C’est un crédit immobilier qui a vu le jour vers 1960 et qui est très rare dans les autres pays à part le Danemark. Il est lié au « rêve américain » qui consiste à ce que des millions d’Américains puissent acquérir leur propre propriété. Nikitra Bailey, un responsable de l’organisation Center for Responsible explique à l’AFP que ce prêt immobilier est un moyen certain d’agrandir les biens des familles américaines. Toutefois, il semble qu’il ne soit pas possible que ce crédit soit uniquement financé par les établissements privés, à cause de sa durée de remboursement trop étalée dans le temps, pense Rob Couch qui fait partie du centre d’études Bipartisan Policy Center.

Un principe qui n’est pas de l’avis de tous ! L’économiste Dean Baker qui est aussi co-directeur du Center for Economic and Policy Research ne comprend pas ce concept de crédit à 30 ans ainsi que le fait que l’Etat doive subventionner ce prêt.

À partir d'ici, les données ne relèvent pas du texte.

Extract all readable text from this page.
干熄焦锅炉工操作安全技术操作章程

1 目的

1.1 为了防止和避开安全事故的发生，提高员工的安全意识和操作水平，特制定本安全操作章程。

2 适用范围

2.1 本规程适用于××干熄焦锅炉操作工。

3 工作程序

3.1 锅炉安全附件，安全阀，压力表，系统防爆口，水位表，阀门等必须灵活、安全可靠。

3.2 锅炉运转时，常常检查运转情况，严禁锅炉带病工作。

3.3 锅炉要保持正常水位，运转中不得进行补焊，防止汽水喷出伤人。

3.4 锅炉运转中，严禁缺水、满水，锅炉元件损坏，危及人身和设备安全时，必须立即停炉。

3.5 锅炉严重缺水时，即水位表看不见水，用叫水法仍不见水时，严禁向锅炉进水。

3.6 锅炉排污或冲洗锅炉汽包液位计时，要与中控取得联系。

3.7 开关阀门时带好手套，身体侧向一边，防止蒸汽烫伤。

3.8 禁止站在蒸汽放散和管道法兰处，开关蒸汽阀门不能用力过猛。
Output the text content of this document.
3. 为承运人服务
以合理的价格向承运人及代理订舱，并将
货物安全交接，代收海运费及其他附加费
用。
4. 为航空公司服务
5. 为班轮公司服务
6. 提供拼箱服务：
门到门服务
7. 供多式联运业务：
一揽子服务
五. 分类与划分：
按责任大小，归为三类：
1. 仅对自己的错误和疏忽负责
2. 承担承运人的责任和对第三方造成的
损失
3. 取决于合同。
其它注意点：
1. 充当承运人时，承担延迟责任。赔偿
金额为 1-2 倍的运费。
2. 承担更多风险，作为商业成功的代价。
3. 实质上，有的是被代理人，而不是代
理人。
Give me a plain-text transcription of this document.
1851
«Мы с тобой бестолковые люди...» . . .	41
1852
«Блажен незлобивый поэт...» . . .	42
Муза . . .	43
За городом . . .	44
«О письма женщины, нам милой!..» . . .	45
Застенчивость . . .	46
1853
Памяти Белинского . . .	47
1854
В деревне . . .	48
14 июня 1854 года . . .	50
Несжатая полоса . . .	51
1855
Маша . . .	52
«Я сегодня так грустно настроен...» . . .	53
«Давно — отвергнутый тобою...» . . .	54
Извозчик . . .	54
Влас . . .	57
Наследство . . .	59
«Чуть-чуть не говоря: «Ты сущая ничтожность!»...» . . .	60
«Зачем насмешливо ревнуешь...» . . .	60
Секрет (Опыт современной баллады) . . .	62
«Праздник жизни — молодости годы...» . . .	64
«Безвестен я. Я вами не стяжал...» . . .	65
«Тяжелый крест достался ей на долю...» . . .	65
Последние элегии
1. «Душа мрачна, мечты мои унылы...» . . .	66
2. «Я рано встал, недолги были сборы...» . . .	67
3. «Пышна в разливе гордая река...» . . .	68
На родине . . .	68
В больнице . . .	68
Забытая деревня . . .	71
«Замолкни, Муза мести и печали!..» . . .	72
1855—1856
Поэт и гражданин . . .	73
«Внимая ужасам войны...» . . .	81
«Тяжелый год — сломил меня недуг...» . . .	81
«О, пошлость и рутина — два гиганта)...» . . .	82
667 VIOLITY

Il y en a aussi qui pensent que les banques et le marché immobilier ont plus profité de ce prêt à très long terme que les propriétaires eux même. D’ailleurs, Ed Pinto confirme que malgré la diminution des échéances mensuelles, ce type de crédit augmente en fait le prix des maisons. Il explique que les taux de propriétaires étant de 62%, l’Amérique est seulement moyennement riche et qu’elle a redescendu l’échelle en se positionnant aujourd’hui comme tel qu’elle était dans les années 60. Notons que durant la période de la bulle immobilière en 2004, ce taux a atteint 69% au minimum.

Nouveau projet

Un nouveau régulateur appelé FMIC (Federal Mortgage Insurance Corporation) a été mis en place par le projet de réforme. Il exige des conditions plus sévères à l’émission de titres hypothécaires par de nouveaux établissements privés, à savoir entre 3,5 et 5% d’apport personnel, 10% du crédit pris en garant par la banque qui émet, en cas de problème.

Le projet de loi crée beaucoup de débats et sa prise en compte au sein du sénat à la fin du mois d’Avril a été reportée, mettant en place des incertitudes. Sinon, après les tests subis par Fannie Mae et Freddie Mac, il a été conclu que ces deux entités auraient toujours besoin de l’aide de l’Etat.